Another article last week appeared to come from a fictional character at X. The New York News Daily published an article about what it purported to be a thread announcing a $115 million Hollywood blockbuster for Mr. Zelensky. The user on X was named Brian Wilson and described as an associate producer at Paramount Pictures.
The account has been posted to X only 85 times, the vast majority of them reposting movies over two days in February. A week later, the user suddenly announced a deal to produce a biopic of Mr. Zelensky — “The Price of Victory” — in a series of posts. They were followed last week by two more that featured actual footage of actors Chuck Norris and Dolph Lundgren manipulated to appear to wish him success in the film.
The videos appear to be from Cameo, the celebrity greeting app, which was featured in an earlier Russian campaign revealed by Microsoft in December.
A spokeswoman for Paramount Pictures said no one named Brian Wilson worked at the studio. A Cameo spokesperson said Monday that the company was not aware of the videos, but added: “As a general rule, when posts that use abusive content sourced from Cameo are brought to our attention, we request that they be removed from that platform.” Later that day, the two videos were banned on the X account for copyright infringement. X later suspended the account.
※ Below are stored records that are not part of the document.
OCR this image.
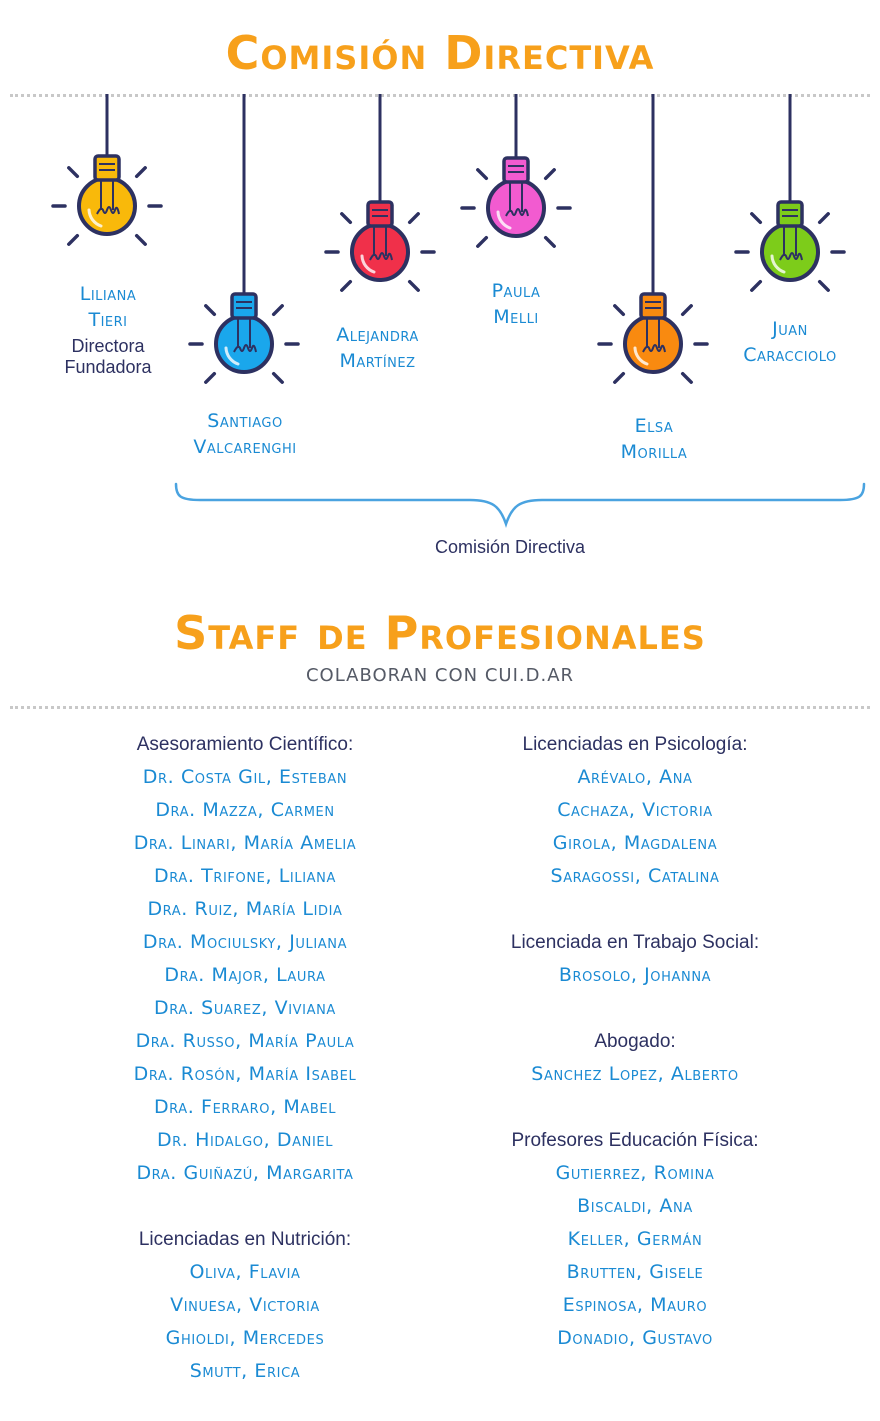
Comisión Directiva
Liliana
Tieri
Directora
Fundadora
Santiago
Valcarenghi
Alejandra
Martínez
Paula
Melli
Elsa
Morilla
Juan
Caracciolo
Comisión Directiva
Staff de Profesionales
COLABORAN CON CUI.D.AR
Asesoramiento Científico:
Dr. Costa Gil, Esteban
Dra. Mazza, Carmen
Dra. Linari, María Amelia
Dra. Trifone, Liliana
Dra. Ruiz, María Lidia
Dra. Mociulsky, Juliana
Dra. Major, Laura
Dra. Suarez, Viviana
Dra. Russo, María Paula
Dra. Rosón, María Isabel
Dra. Ferraro, Mabel
Dr. Hidalgo, Daniel
Dra. Guiñazú, Margarita
Licenciadas en Nutrición:
Oliva, Flavia
Vinuesa, Victoria
Ghioldi, Mercedes
Smutt, Erica
Licenciadas en Psicología:
Arévalo, Ana
Cachaza, Victoria
Girola, Magdalena
Saragossi, Catalina
Licenciada en Trabajo Social:
Brosolo, Johanna
Abogado:
Sanchez Lopez, Alberto
Profesores Educación Física:
Gutierrez, Romina
Biscaldi, Ana
Keller, Germán
Brutten, Gisele
Espinosa, Mauro
Donadio, Gustavo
Posts about the film were widely shared on Telegram. Many users cited the real New York Daily News as the source and said it highlighted the misuse of Western financial aid in Ukraine’s war against Russia. The narrative was also reinforced by outlets previously linked to Russian intelligence services, including NewsFront and Politnavigator, said Clint Watts, general manager of Microsoft’s Threat Analysis Center.
Articles typically receive hundreds of shares on various platforms, including X, Facebook and Telegram, as well as Reddit, Gab and Truth Social, although exact reach is difficult to measure. In total, they could theoretically reach thousands, even millions, of readers.
“This is absolutely a prelude to the kind of interference we’re going to see in the election cycle,” Mr. Linville said. “It’s cheap, highly targeted and obviously effective.”
Jeanne Noonan DelMundo contributed to the report.